I’ve been cooking with miso fairly compulsively lately, and not just because it’s delicious. It’s also an extremely useful food. Here is a brief list of some of the benefits of fermented miso*:
- May reduce the risk of coronary heart disease
- Lowers LDL cholesterol
- It's probiotic-- meaning it helps to improve intestinal health
- Helps reduce menstrual crams (I KNOW!)
- Is high in anti-oxidants, and is often called the "anti-aging" food
What’s not to love?? In addition to all of its benefits, it’s also a really easy food to keep around. I just keep it in a ziplock container in my freezer and toss it into salad dressings, marinades, or soups when the mood strikes me. YUM.
Miso Marinade:
¼ cup white miso
½ cup water
1 inch ginger root, minced (I just use my microplane)

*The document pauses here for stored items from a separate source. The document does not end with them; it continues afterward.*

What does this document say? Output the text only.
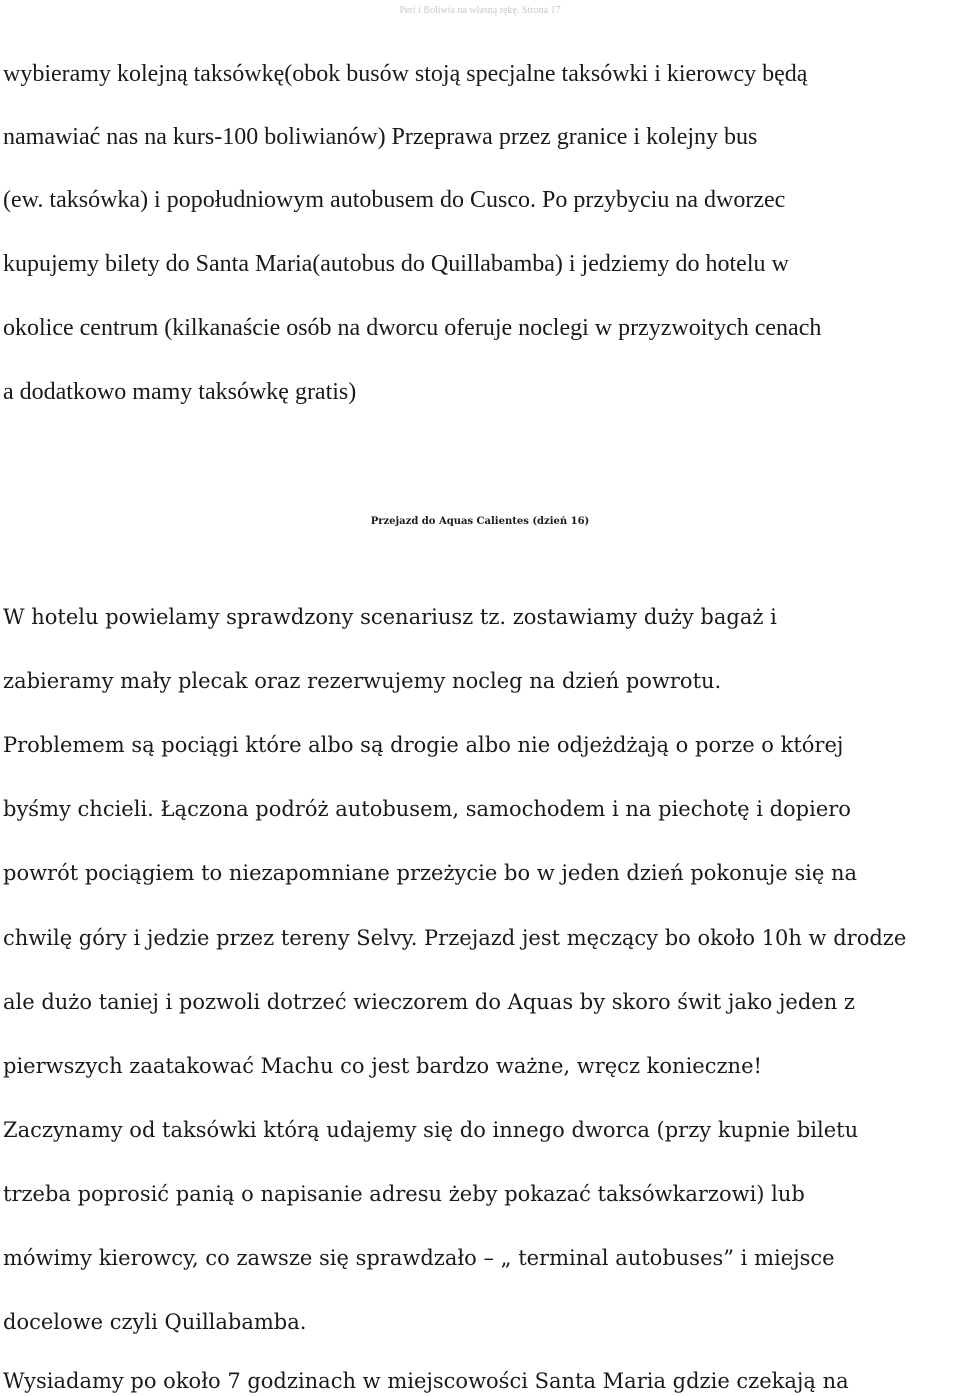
Peri i Boliwia na własną rękę. Strona 17
wybieramy kolejną taksówkę(obok busów stoją specjalne taksówki i kierowcy będą
namawiać nas na kurs-100 boliwianów) Przeprawa przez granice i kolejny bus
(ew. taksówka) i popołudniowym autobusem do Cusco. Po przybyciu na dworzec
kupujemy bilety do Santa Maria(autobus do Quillabamba) i jedziemy do hotelu w
okolice centrum (kilkanaście osób na dworcu oferuje noclegi w przyzwoitych cenach
a dodatkowo mamy taksówkę gratis)
Przejazd do Aquas Calientes (dzień 16)
W hotelu powielamy sprawdzony scenariusz tz. zostawiamy duży bagaż i
zabieramy mały plecak oraz rezerwujemy nocleg na dzień powrotu.
Problemem są pociągi które albo są drogie albo nie odjeżdżają o porze o której
byśmy chcieli. Łączona podróż autobusem, samochodem i na piechotę i dopiero
powrót pociągiem to niezapomniane przeżycie bo w jeden dzień pokonuje się na
chwilę góry i jedzie przez tereny Selvy. Przejazd jest męczący bo około 10h w drodze
ale dużo taniej i pozwoli dotrzeć wieczorem do Aquas by skoro świt jako jeden z
pierwszych zaatakować Machu co jest bardzo ważne, wręcz konieczne!
Zaczynamy od taksówki którą udajemy się do innego dworca (przy kupnie biletu
trzeba poprosić panią o napisanie adresu żeby pokazać taksówkarzowi) lub
mówimy kierowcy, co zawsze się sprawdzało – „ terminal autobuses” i miejsce
docelowe czyli Quillabamba.
Wysiadamy po około 7 godzinach w miejscowości Santa Maria gdzie czekają na
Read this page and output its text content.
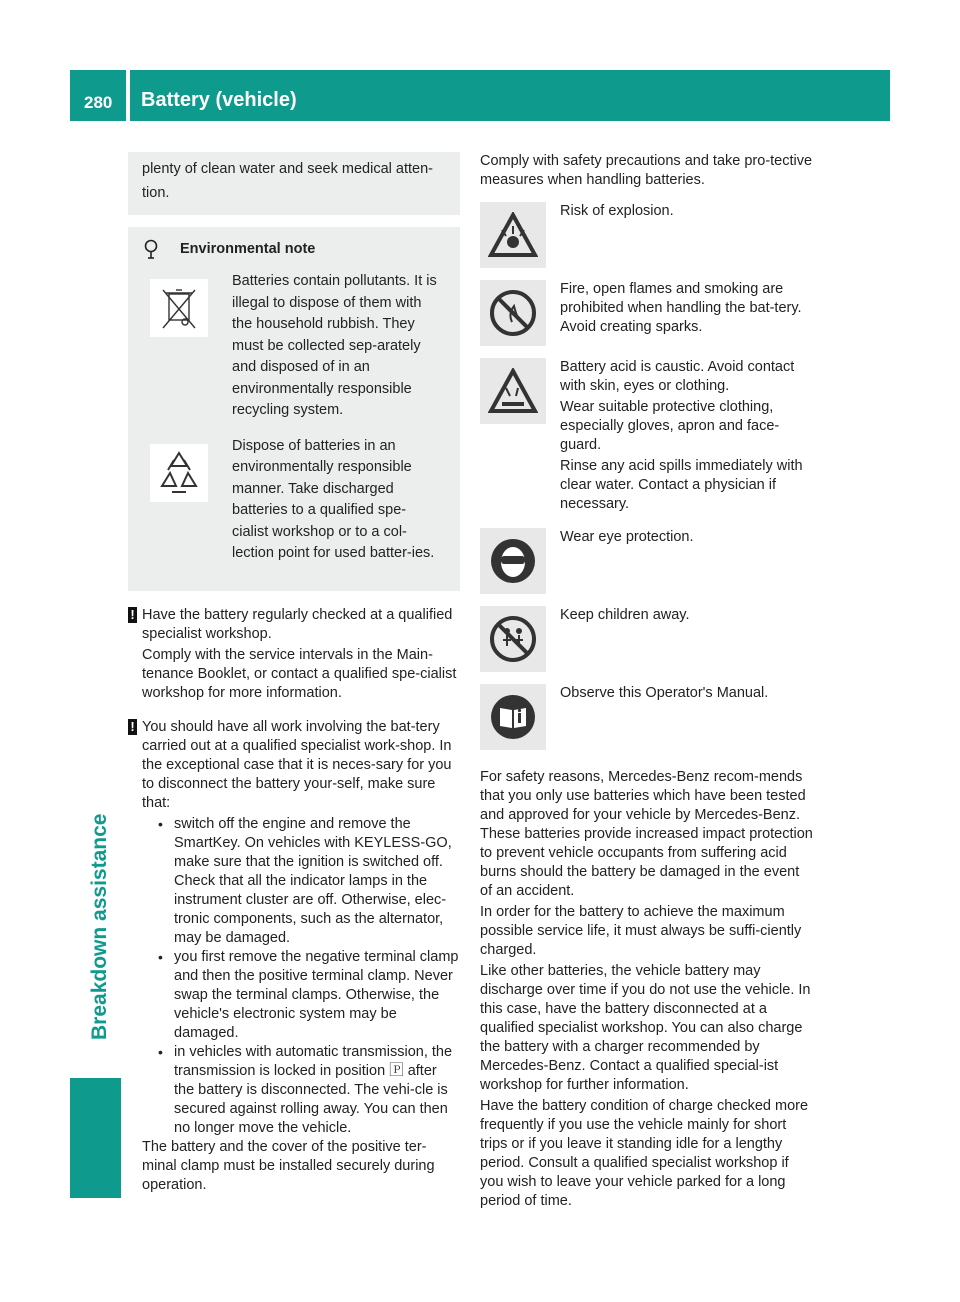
280 Battery (vehicle)
Breakdown assistance

plenty of clean water and seek medical atten-tion.

Environmental note

Batteries contain pollutants. It is illegal to dispose of them with the household rubbish. They must be collected sep-arately and disposed of in an environmentally responsible recycling system.

Dispose of batteries in an environmentally responsible manner. Take discharged batteries to a qualified spe-cialist workshop or to a col-lection point for used batter-ies.

! Have the battery regularly checked at a qualified specialist workshop.

Comply with the service intervals in the Main-tenance Booklet, or contact a qualified spe-cialist workshop for more information.

! You should have all work involving the bat-tery carried out at a qualified specialist work-shop. In the exceptional case that it is neces-sary for you to disconnect the battery your-self, make sure that:

• switch off the engine and remove the SmartKey. On vehicles with KEYLESS-GO, make sure that the ignition is switched off. Check that all the indicator lamps in the instrument cluster are off. Otherwise, elec-tronic components, such as the alternator, may be damaged.
• you first remove the negative terminal clamp and then the positive terminal clamp. Never swap the terminal clamps. Otherwise, the vehicle's electronic system may be damaged.
• in vehicles with automatic transmission, the transmission is locked in position 🄿 after the battery is disconnected. The vehi-cle is secured against rolling away. You can then no longer move the vehicle.

The battery and the cover of the positive ter-minal clamp must be installed securely during operation.

Comply with safety precautions and take pro-tective measures when handling batteries.

Risk of explosion.

Fire, open flames and smoking are prohibited when handling the bat-tery. Avoid creating sparks.

Battery acid is caustic. Avoid contact with skin, eyes or clothing.

Wear suitable protective clothing, especially gloves, apron and face-guard.

Rinse any acid spills immediately with clear water. Contact a physician if necessary.

Wear eye protection.

Keep children away.

Observe this Operator's Manual.

For safety reasons, Mercedes-Benz recom-mends that you only use batteries which have been tested and approved for your vehicle by Mercedes-Benz. These batteries provide increased impact protection to prevent vehicle occupants from suffering acid burns should the battery be damaged in the event of an accident.

In order for the battery to achieve the maximum possible service life, it must always be suffi-ciently charged.

Like other batteries, the vehicle battery may discharge over time if you do not use the vehicle. In this case, have the battery disconnected at a qualified specialist workshop. You can also charge the battery with a charger recommended by Mercedes-Benz. Contact a qualified special-ist workshop for further information.

Have the battery condition of charge checked more frequently if you use the vehicle mainly for short trips or if you leave it standing idle for a lengthy period. Consult a qualified specialist workshop if you wish to leave your vehicle parked for a long period of time.
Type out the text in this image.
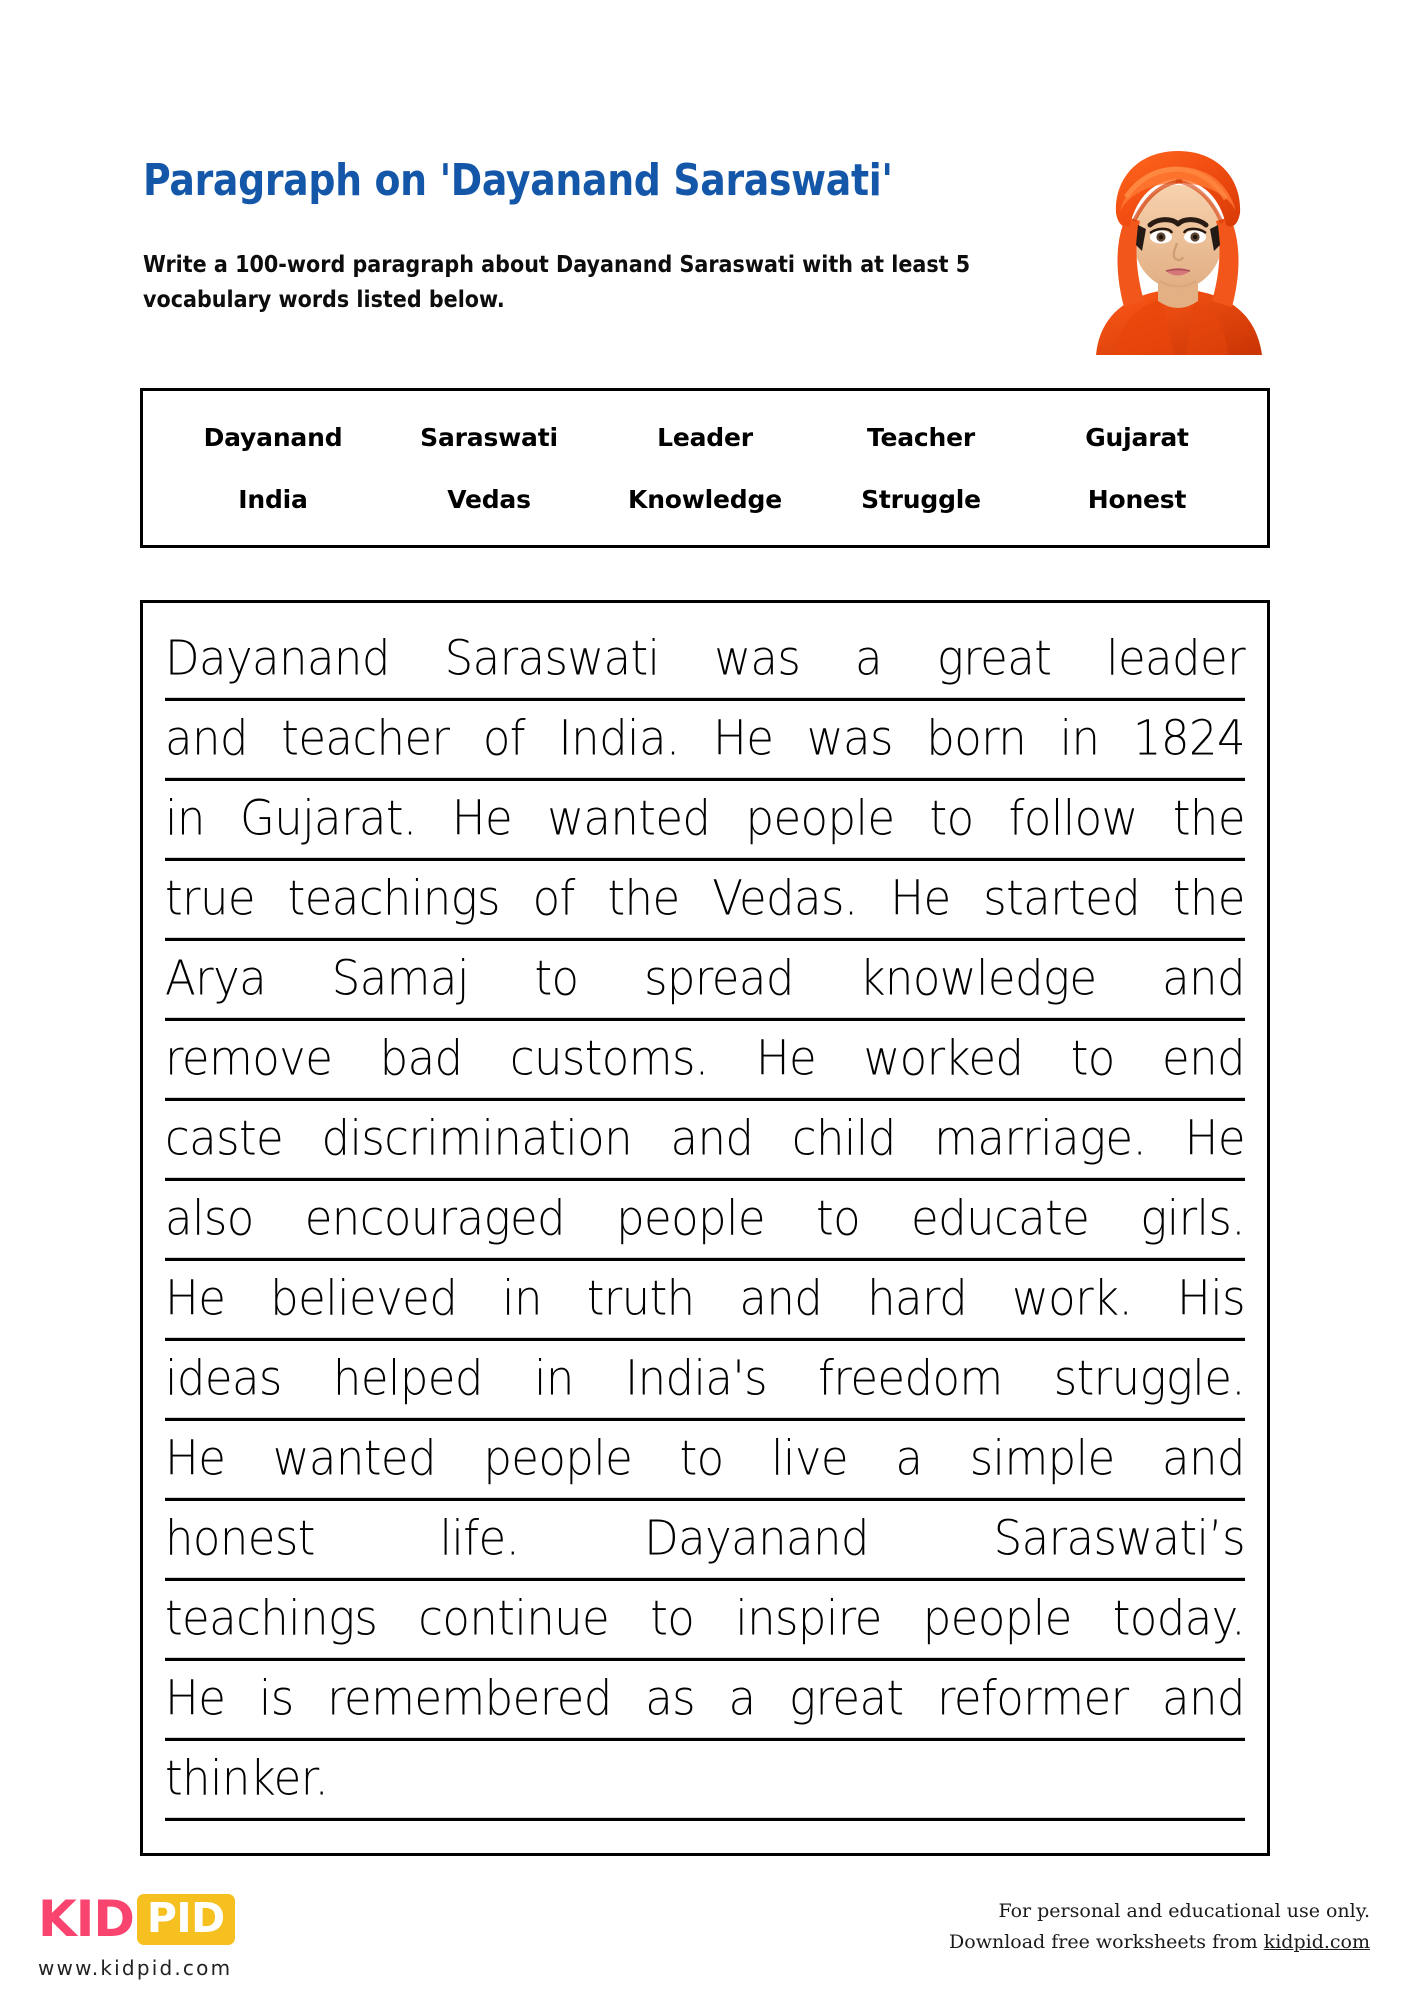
Paragraph on 'Dayanand Saraswati'
Write a 100-word paragraph about Dayanand Saraswati with at least 5 vocabulary words listed below.
Dayanand	Saraswati	Leader	Teacher	Gujarat
India	Vedas	Knowledge	Struggle	Honest
Dayanand Saraswati was a great leader
and teacher of India. He was born in 1824
in Gujarat. He wanted people to follow the
true teachings of the Vedas. He started the
Arya Samaj to spread knowledge and
remove bad customs. He worked to end
caste discrimination and child marriage. He
also encouraged people to educate girls.
He believed in truth and hard work. His
ideas helped in India's freedom struggle.
He wanted people to live a simple and
honest	life.	Dayanand	Saraswati’s
teachings continue to inspire people today.
He is remembered as a great reformer and
thinker.
KID PID
www.kidpid.com
For personal and educational use only.
Download free worksheets from kidpid.com
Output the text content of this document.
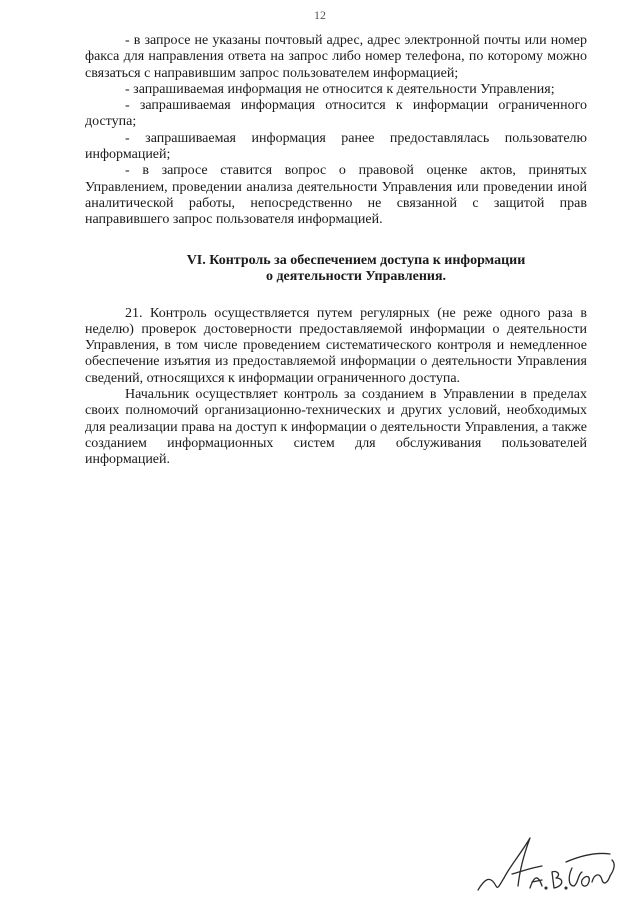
12

- в запросе не указаны почтовый адрес, адрес электронной почты или номер факса для направления ответа на запрос либо номер телефона, по которому можно связаться с направившим запрос пользователем информацией;

- запрашиваемая информация не относится к деятельности Управления;

- запрашиваемая информация относится к информации ограниченного доступа;

- запрашиваемая информация ранее предоставлялась пользователю информацией;

- в запросе ставится вопрос о правовой оценке актов, принятых Управлением, проведении анализа деятельности Управления или проведении иной аналитической работы, непосредственно не связанной с защитой прав направившего запрос пользователя информацией.

VI. Контроль за обеспечением доступа к информации
о деятельности Управления.

21. Контроль осуществляется путем регулярных (не реже одного раза в неделю) проверок достоверности предоставляемой информации о деятельности Управления, в том числе проведением систематического контроля и немедленное обеспечение изъятия из предоставляемой информации о деятельности Управления сведений, относящихся к информации ограниченного доступа.

Начальник осуществляет контроль за созданием в Управлении в пределах своих полномочий организационно-технических и других условий, необходимых для реализации права на доступ к информации о деятельности Управления, а также созданием информационных систем для обслуживания пользователей информацией.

3 garlic cloves, minced (again, microplane to the rescue)
Chopped shallots if you’ve got them
I’ve used this on chicken, shrimp, calamari, and scallops—but I’m guessing it would also be awesome on tofu or pork. You can sauté , bake, or even grill. It’s AMAZING.
*While naturally fermented soy is extremely beneficial, unfermented soy, or chemically-fermented soy is another story. Make sure to read the label!